I have a hot and critical path function (about 45% of cycles:ppp
as per perf record
) in my C++17 application that is not being inlined as I would expect. It's a tiny function -- it simply returns the value of an atomic pointer member. The disassembly confirms that the function is just four assembly instructions, including the retq
. Furthermore, there is only a single caller of this function in the entire build. I've even declared this function as __attribute__((always_inline))
. Yet, there's a call and return to this function being generated.

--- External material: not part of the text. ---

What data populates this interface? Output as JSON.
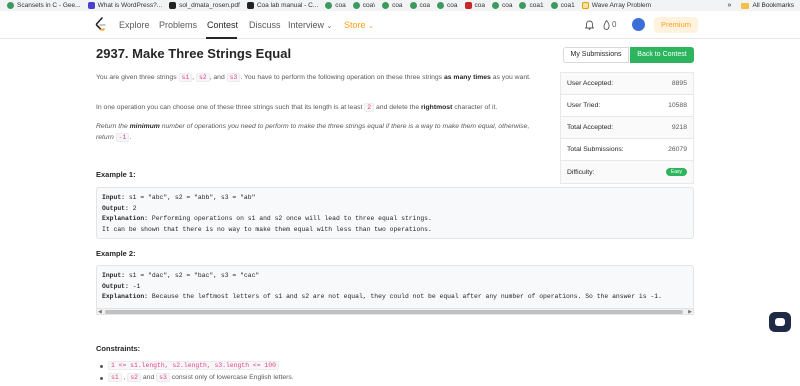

The caller is in file A and the callee is in file B.
Some additional notes:
- I'm compiling with
-O3
and-march=native
- The callee is declared
const
and doesn't access any static members - I'm doing link-type optimization via
-flto
when linking - I'm using icc (ICC) 19.0.3.199 to compile
- The functions are simple member functions that are
const
and not templates, all with a dozen or fewer x86 assembly instructions
Actually, I've simplified a bit -- there are actually two places where this lack of inlining is happening in my application. File B has a function F1, which calls File A's F2, which calls File B's F3 (F2 and F3 are the ones listed above).
File A:
F2() {
F3();
}
File B:
F1() {
F2();
}
F3() {}
How can I get all of these to inline into one function? Another more fundamental question: can a function defined in a different file be inlined (perhaps using LTO)?